‘Petite Maman’ (2021) Review: Three Ecologies of Grief

Have you ever dreamt of encountering your mother stripped bare of a mask she was required to put on to conform to social norms? Have you ever desired to meet your mother before she became your mother and was just just a little girl? What questions would you ask?

These are just some of the topics Céline Sciamma investigates in her new film Petite Maman (2021). After the success of Portrait of a Lady on Fire (2019), she returns with a unique drama interjected with elements of fantasy that follows 8-years old Nelly (Josephine Sanz) who navigates the world after the passing of her grandmother (Margot Abascal). Staying in a house where her mother grew up, now full of ghosts of the past that her mother, Marion (Nina Meurisse), is unable to face and thus decides to depart, leaving Nelly with her father (Stéphane Varupenne) with the task of emptying the building of remaining objects.

Nelly with her adult mother, Marion.Scene from Céline Sciamma 's  Petite Maman (2021)
Nelly with her adult mother, Marion.

In our review of The Sky Is The Everywhere, we discussed how elements of magical realism can be utilised in order to embody the painful experience of working through one’s grieving process. In contrast Josephine Decker’s film, Petite Maman does not utilise spectacular camera techniques but simply introduces imaginary characters into the stark environment of the film. 

Feeling abandoned and uncertain about how to approach the situation, Nelly creates a special imaginary friend, her own mother as a girl of her own age.
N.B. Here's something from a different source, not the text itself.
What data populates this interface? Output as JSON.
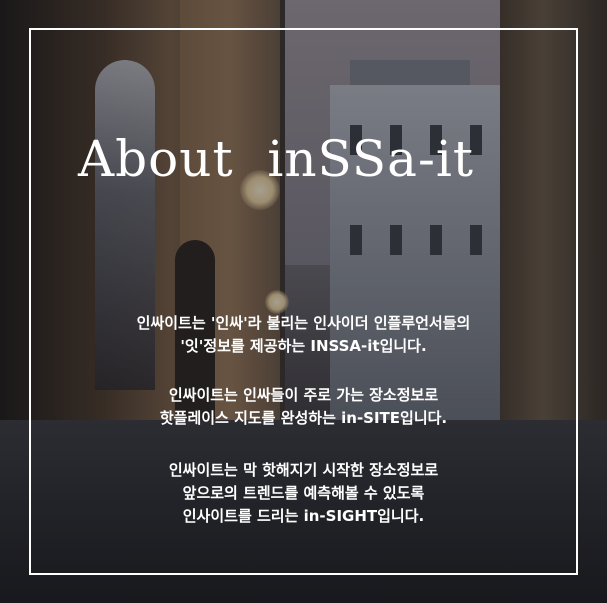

Little Marion (Gabrielle Sanz) materialises, joyfully building a wooden hut with Nelly, and inviting the girl to her house where she lives with her own mother and Nelly grandmother, also named Nelly. The house of death comes to life, becoming a home, as the girls play, make pancakes, and share their secrets.

Nelly with her mother as a child building a wooden hut. Scene from Céline Sciamma 's Petite Maman (2021)
Nelly with her mother as a child building a wooden hut.

Death is an event that has the capacity to shake the core of our being, force us to shed the layers of our identity and, consequently, return us to our pure form: our inner child. This child is often traumatised, begging for attention, unable to conquer the demons without the help of our adult self. Petite Maman powerfully shows that without our ability to excavate our inner child in face of an event such as death, we cannot communicate with our own children. How can we comfort them if our inner child is injured and neglected? 

Nelly with her mother as a child embracing each other. Scene from Céline Sciamma 's Petite Maman (2021)
Nelly with her mother as a child embracing each other.

There is another possible layer in Sciama’s film, the socio-political one, embodied by little Nelly wearing a jacket with colours that parallel the French flag: blue, white and red. The personal traumas are inevitably ingrained with the national ones, the history of colonisation, and the horrors of wars experienced by the older generation that slowly fades as its members pass away. Little France and her future depend on adults facing the demons of past horrors, taking the responsibility for them, and admitting and apologising for the wrongdoings. The most gentle and powerful way to do this is by going back to the pure child-like form. 

Nelly wearing a jacket with colours that parallel the French flag: blue, white and red.Scene from Céline Sciamma 's Petite Maman (2021).
Nelly wearing a jacket with colours that parallel the French flag: blue, white and red.

Our grief is personal, but personal in Sciama’s film is also socio-political and environmental. This latter aspect of grief cannot be overlooked. As Felix Guattari teaches us in his work Three Ecologies1: the mental, social and environmental ecologies are inextricably intertwined. This applies to every nation, every country that became lost in the pursuit of neoliberal progress that brought our common World to the brink of extinction.  Pettite Maman teaches us that in order to save ourselves and our children is not through blame but through gentle encounters with a child that hides beneath the layers of our social mask. 

Footnotes

  1. Felix Guattari, The Three Ecologies, (I. Pindar & P. Sutton, Trans.), (Bloomsbury Academic: London).